Receber o envelope, conferir o nome e o CPF, assinar o protocolo e descer no elevador cheio. Uma folha com o peso de um martelo. A porta do elevador se abre, o envelope não está mais fechado e não há gastrite, nem mal a ser curado. Ir embora com o peso a mais de uma folha na bolsa.

  Depois da perda,  imprimir cartazes de procura-se, bater nas portas das casas do bairro. Tocar interfones e falar sobre a gravidade da questão, sem chorar; perguntar no comércio local,
para a senhora da janela da casa de esquina. Distribuir panfletos nas portas das igrejas e na feira de sábado de manhã. Publicar descrições, cancelar festas, nunca sentar em um sofá de frente para uma janela no meio da tarde, para não morrer de saudade. Perguntar quanto tempo, a que horas foi a última vez que o viram, prometer recompensas, estudar itinerários e rotinas passadas, pretender encontrar só para perguntar o porquê.

   Ao final do encontro do ponteiro grande com o pequeno no número dez, achar que não vem mais desde às nove, quando o certo mesmo era às oito. Esperar pela última vez, não mandar uma mensagem, tomar o vinho todo e não se arrepender, perguntar como fazem aqueles azeites aromatizados ao garçom e ele, solidário, fazer companhia pelos últimos vinte minutos de ninguém entrando pela porta.
   Ir para casa à pé, falida, pálida e com a boca cor de vinho. Lavar os cabelos, a louça suja, os vidros de geleia vazios, descascar as laranjas, procurar a panela de fazer doces e tirar o quilo de açúcar do armário. Fazer doce de laranja cristalizado até às três da manhã. Saber que não vem, não viria há duas horas antes de decidir ir embora, não viria há três dias antes do marcado ou três anos antes de conhecerem-se; esperar, sem esperar é um aprendizado que nunca se completa.

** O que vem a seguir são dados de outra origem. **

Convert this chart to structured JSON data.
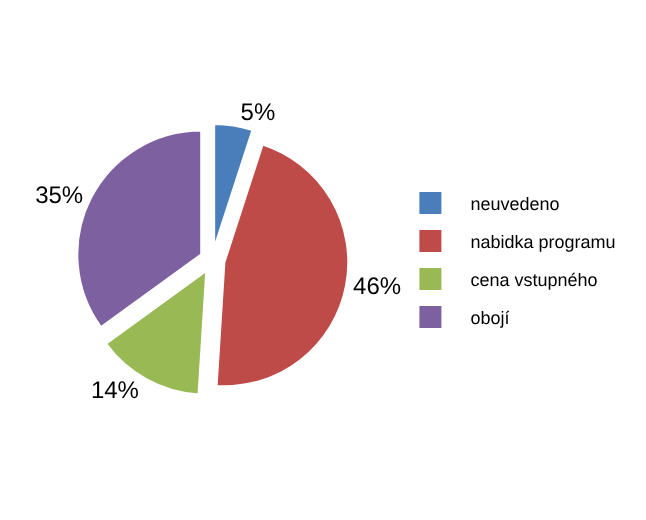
{
  "chart_data": {
    "type": "pie",
    "categories": [
      "neuvedeno",
      "nabidka programu",
      "cena vstupného",
      "obojí"
    ],
    "values": [
      5,
      46,
      14,
      35
    ],
    "value_labels": [
      "5%",
      "46%",
      "14%",
      "35%"
    ],
    "colors": [
      "#4a7ebb",
      "#be4b48",
      "#98b954",
      "#7d60a0"
    ],
    "legend": "right"
  }
}
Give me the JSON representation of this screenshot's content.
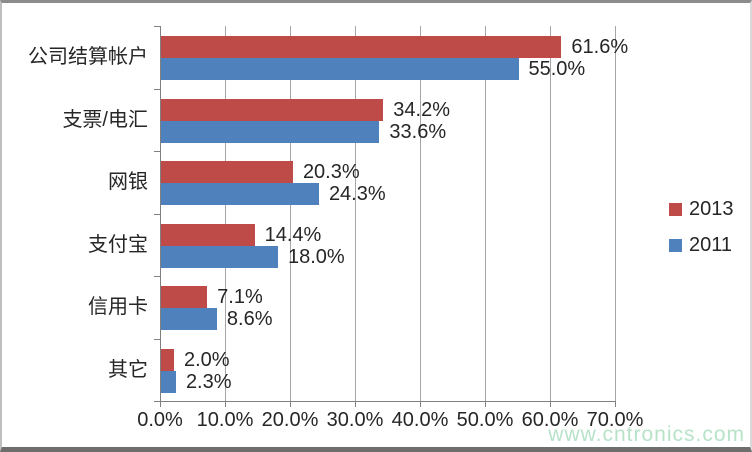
{
  "chart_data": {
    "type": "bar",
    "orientation": "horizontal",
    "title": "",
    "xlabel": "",
    "ylabel": "",
    "categories": [
      "公司结算帐户",
      "支票/电汇",
      "网银",
      "支付宝",
      "信用卡",
      "其它"
    ],
    "series": [
      {
        "name": "2013",
        "color": "#be4b48",
        "values": [
          61.6,
          34.2,
          20.3,
          14.4,
          7.1,
          2.0
        ]
      },
      {
        "name": "2011",
        "color": "#4f81bd",
        "values": [
          55.0,
          33.6,
          24.3,
          18.0,
          8.6,
          2.3
        ]
      }
    ],
    "data_labels": [
      "61.6%",
      "55.0%",
      "34.2%",
      "33.6%",
      "20.3%",
      "24.3%",
      "14.4%",
      "18.0%",
      "7.1%",
      "8.6%",
      "2.0%",
      "2.3%"
    ],
    "x_ticks": [
      "0.0%",
      "10.0%",
      "20.0%",
      "30.0%",
      "40.0%",
      "50.0%",
      "60.0%",
      "70.0%"
    ],
    "xlim": [
      0,
      70
    ],
    "grid": true,
    "legend_position": "right"
  },
  "colors": {
    "series_2013": "#be4b48",
    "series_2011": "#4f81bd",
    "gridline": "#a6a6a6",
    "axis": "#808080",
    "text": "#262626",
    "watermark": "#b7e3c9",
    "background": "#ffffff"
  },
  "watermark": "www.cntronics.com"
}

   Ao final de cada coisa, um universo de coisas a serem começadas. Não há começo ou fim; tudo é um eterno estado de inacabamento.  É como esperar alguém que não virá: esperar sem espera, mas com alguma linha fina de esperança, escondida num dos bolsos.
Só as estações chegam na data marcada. Dia vinte e um de dezembro levo o ventilador ao conserto.



2 comentários:

Paulo Abreu disse...

Minas Gerais, cinco de dezembro de 2017

Querida Amanda,

Fico vendo o curso das suas palavras feitas como as coisas tangíveis da vida no rio da nossa existência que corre sem parar, 24 horas por dia, ora em calmarias, ora em corredeiras, enfim, há um rio de palavras levando vultos, solidão, saudade, sentimentos escondidos, sentimentos à claras e toda uma vida ali, batendo nas pedras do leito, fazendo curvas, quedas bruscas e sempre indo, indo, indo ...

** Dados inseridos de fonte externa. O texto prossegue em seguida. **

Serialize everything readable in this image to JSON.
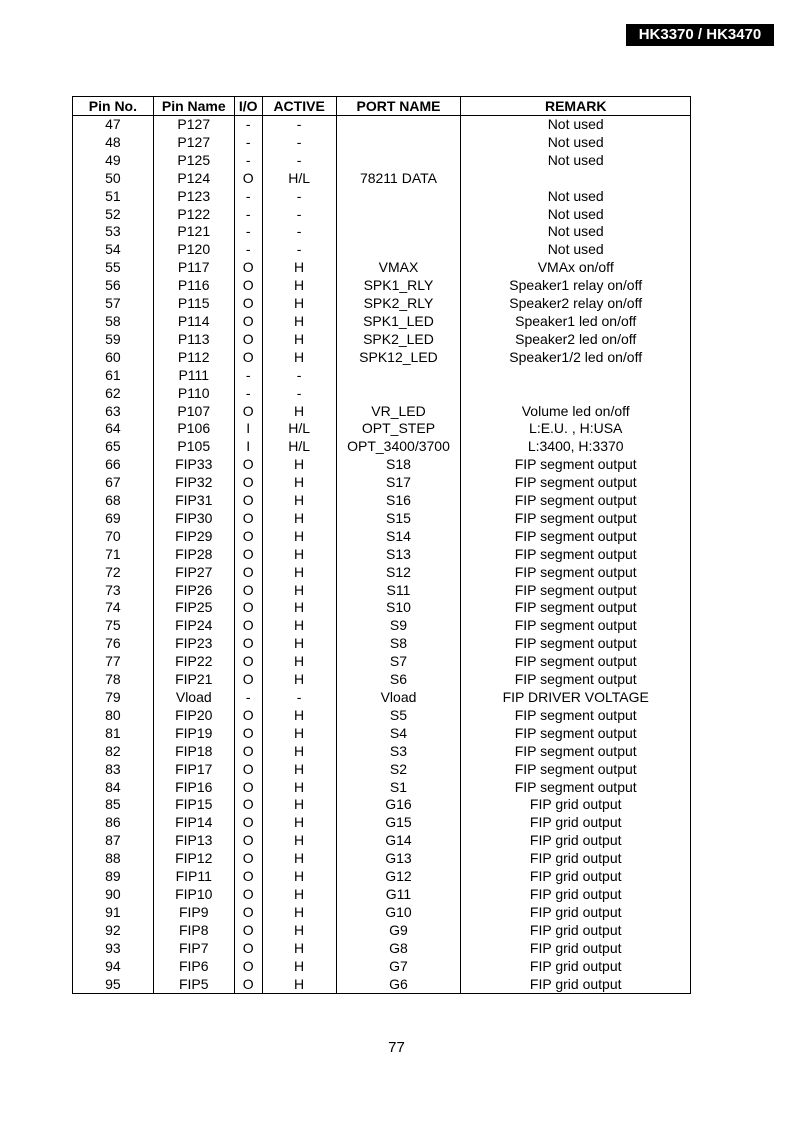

Quanta poesia, quanta dor neste texto!

Um abraço

Paulo Abreu

Amanda Machado disse...

Minas Gerais, 06 de dezembro de 2017

Querido Paulo,
sim, sem parar segue o curso da nossa existência. Às vezes parece demasiado rápido (caso das últimas semanas), às vezes lento, lentíssimo (caso das últimas horas). E, no final, nem uma coisa nem outra. O tempo é único dono dele mesmo; inegociável, imponderável. E nós, só passamos...

Muito obrigada pela leitura e pelo café agradabilíssimo de sempre!